A fé é a sobrevivência dos humildes. João Bernardo, Joca, é um deles. Quando surgiu vestido de frade franciscano na decisão do campeonato estadual de 1984, parecia prever tormentas e recitar salmos e versículos em comovente contrição.
O ABC jogava pelo empate contra o Baraúnas de Mossoró no Castelão e era fragmento do timaço do ano anterior, com apenas uma estrela, Dedé de Dora, sem Marinho Apolônio e Silva, artilheiros siameses, vendidos ao Bahia e ao Fortaleza.
O Baraúnas, valente como Mossoró e sua história, seu povo e sua memória, abriu 2×0 e passou a envolver jogadores experientes num toque de bola magnético, imposto por alguma entidade estranha ao jogo e as suas circunstâncias habituais.
O Baraúnas comandava a partida e a festa do bicampeonato, com trio elétrico encostado junto aos táxis na área onde agora há um deserto nomeado de estacionamento na luxuosa Arena das Dunas, caminhava para o adiamento.
Lembro-me de haver rezado o Santo Anjo, várias vezes, morto de sede. De título. Refrigerantes gelados passavam à minha frente e o nenhum centavo me alertava para a necessidade de ficar conformado no cimento que para mim sempre foi um sofá de pele russa de zibelina, a mais rara e cara do planeta.
Dedé de Dora, canhoto, buscava o jogo pela direita, levava a bola até a intermediária e, guerrilheiro, driblava quatro adversários até ser derrubado. O zagueiro Joel estava no auge dos seus chutes potentes.
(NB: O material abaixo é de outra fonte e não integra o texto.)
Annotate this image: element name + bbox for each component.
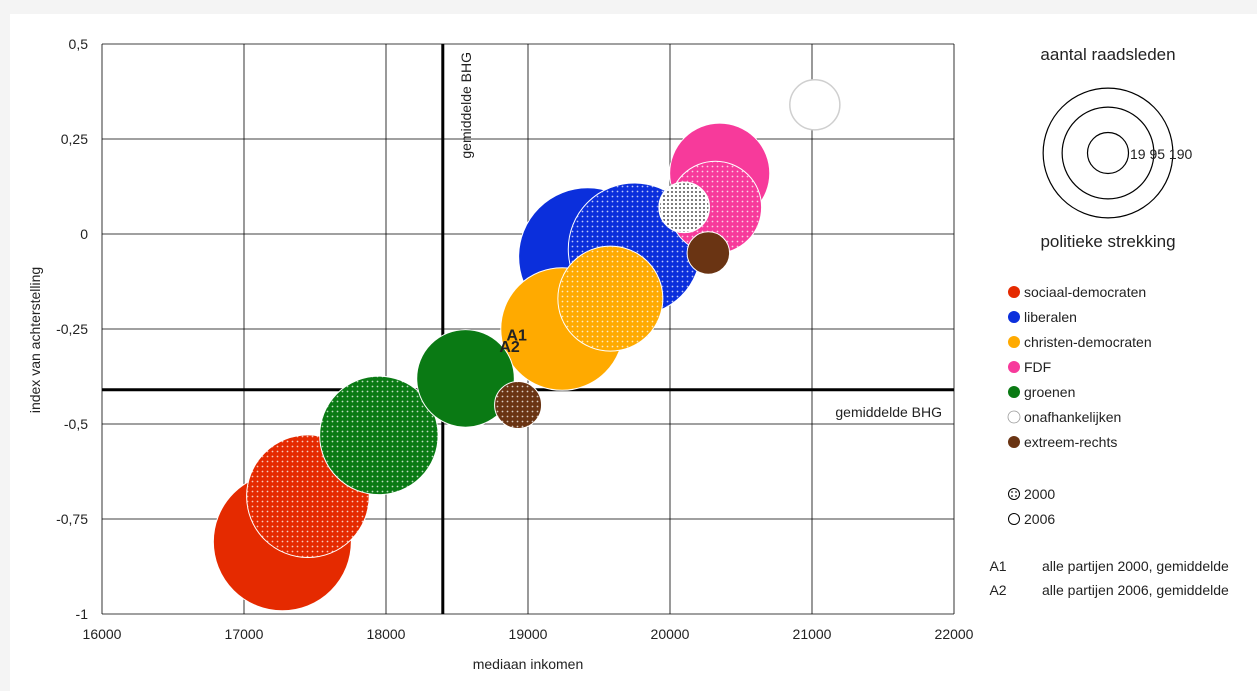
x-axis-label: mediaan inkomen (473, 656, 584, 672)
legend-marker (1008, 286, 1020, 298)
legend: aantal raadsleden politieke strekking 19… (989, 45, 1229, 598)
legend-item-onafhankelijken: onafhankelijken (1007, 409, 1121, 425)
bubble-extreem-rechts-2000 (494, 381, 543, 429)
legend-label: onafhankelijken (1024, 409, 1121, 425)
legend-marker (1008, 311, 1020, 323)
legend-marker (1008, 336, 1020, 348)
reference-label-horizontal: gemiddelde BHG (835, 404, 942, 420)
size-legend-title: aantal raadsleden (1040, 45, 1175, 64)
x-tick-label: 20000 (651, 626, 690, 642)
legend-marker (1007, 410, 1021, 424)
size-legend-circle (1042, 87, 1174, 219)
bubble-extreem-rechts-2006 (686, 231, 731, 275)
bubble-pattern (319, 376, 439, 495)
x-tick-label: 22000 (935, 626, 974, 642)
reference-label-vertical: gemiddelde BHG (458, 52, 474, 159)
size-legend-circle (1061, 106, 1155, 200)
bubble-pattern (557, 246, 663, 352)
bubble-fill (686, 231, 731, 275)
legend-label: sociaal-democraten (1024, 284, 1146, 300)
annotation-a2: A2 (499, 339, 520, 356)
bubble-fill (789, 79, 841, 131)
legend-label: groenen (1024, 384, 1075, 400)
legend-marker (1008, 386, 1020, 398)
annotation-legend-a2: A2 alle partijen 2006, gemiddelde (989, 582, 1229, 598)
bubble-pattern (494, 381, 542, 429)
reference-lines: gemiddelde BHG gemiddelde BHG (102, 44, 954, 614)
y-tick-label: -0,25 (56, 321, 88, 337)
year-legend-2000: 2000 (1008, 486, 1055, 502)
bubbles (212, 79, 841, 612)
legend-label: christen-democraten (1024, 334, 1152, 350)
legend-item-extreem-rechts: extreem-rechts (1008, 434, 1117, 450)
y-tick-label: -0,5 (64, 416, 88, 432)
legend-label: extreem-rechts (1024, 434, 1117, 450)
legend-marker (1008, 436, 1020, 448)
legend-label: liberalen (1024, 309, 1077, 325)
y-tick-label: 0 (80, 226, 88, 242)
y-tick-label: -0,75 (56, 511, 88, 527)
year-legend-marker (1008, 488, 1020, 500)
bubble-fill (416, 329, 515, 428)
legend-marker (1008, 361, 1020, 373)
year-legend-marker (1008, 513, 1020, 525)
size-legend-subtitle: politieke strekking (1040, 232, 1175, 251)
grid (101, 43, 955, 615)
year-legend-2006: 2006 (1008, 511, 1055, 527)
bubble-onafhankelijken-2000 (658, 181, 710, 234)
legend-item-christen-democraten: christen-democraten (1008, 334, 1152, 350)
y-tick-label: 0,25 (61, 131, 88, 147)
size-legend-circle (1086, 131, 1130, 175)
bubble-outline (658, 181, 710, 234)
bubble-groenen-2006 (416, 329, 515, 428)
year-legend-label: 2006 (1024, 511, 1055, 527)
chart-card: gemiddelde BHG gemiddelde BHG A1 A2 mediaa… (10, 14, 1257, 691)
x-tick-label: 19000 (509, 626, 548, 642)
x-tick-label: 21000 (793, 626, 832, 642)
annotation-legend-text: alle partijen 2000, gemiddelde (1042, 558, 1229, 574)
legend-label: FDF (1024, 359, 1051, 375)
y-tick-label: 0,5 (69, 36, 89, 52)
legend-item-sociaal-democraten: sociaal-democraten (1008, 284, 1146, 300)
bubble-onafhankelijken-2006 (789, 79, 841, 131)
bubble-groenen-2000 (319, 375, 439, 496)
legend-item-fdf: FDF (1008, 359, 1051, 375)
bubble-pattern (659, 182, 710, 233)
bubble-christen-democraten-2000 (557, 245, 664, 352)
axes: mediaan inkomen index van achterstelling… (27, 36, 974, 672)
legend-item-groenen: groenen (1008, 384, 1075, 400)
annotation-legend-key: A2 (989, 582, 1006, 598)
y-axis-label: index van achterstelling (27, 267, 43, 413)
size-legend-values: 19 95 190 (1130, 146, 1192, 162)
x-tick-label: 16000 (83, 626, 122, 642)
annotation-legend-key: A1 (989, 558, 1006, 574)
year-legend-label: 2000 (1024, 486, 1055, 502)
annotation-a1: A1 (506, 327, 527, 344)
x-tick-label: 18000 (367, 626, 406, 642)
legend-item-liberalen: liberalen (1008, 309, 1077, 325)
y-tick-label: -1 (76, 606, 89, 622)
annotation-legend-text: alle partijen 2006, gemiddelde (1042, 582, 1229, 598)
annotation-legend-a1: A1 alle partijen 2000, gemiddelde (989, 558, 1229, 574)
x-tick-label: 17000 (225, 626, 264, 642)
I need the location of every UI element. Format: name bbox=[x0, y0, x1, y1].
O ABC não tinha a técnica do passado recente. Sobrava-lhe a massa a gemer na basílica popular.
Escanteio cobrado pelo ponta-direita Curió, do lado esquerdo. Joel cabeceia primeiro, a bola vai sair e Dedé desvia do goleiro. Explode o estádio e no banco, o frade magro e devoto dá cambalhotas. Joca ergue as mãos aos céus.
São 44 minutos do segundo tempo. Dedé, que parecia 10 dele, é derrubado de novo. Joel dispara um míssil Exocet que explode nas redes quebrando a resistência mossoroense. Lembro de ter voltado a pé, para casa, no meio de uma passeata, dançando, chorando de tanto rir.
Joca tinha 15 anos quando chegou ao ABC. A idade que eu contava naquele tarde. Joca começou em janeiro de 1970 no time de Alberi e Marinho Chagas para ser o eterno roupeiro, o caprichoso preparador do manto das sacras batalhas.
Farei (ou não?) 50 anos de idade em agosto. Tenho menos tempo de vida do que Joca de ABC. Ele é muito maior do que eu. É a oração de São Francisco de Assis às segundas-feiras pela manhã, no exato trecho em que é mais importante amar do que ser amado. O amor de Joca ao ABC é a consagração do simples e anônimo frasquerino.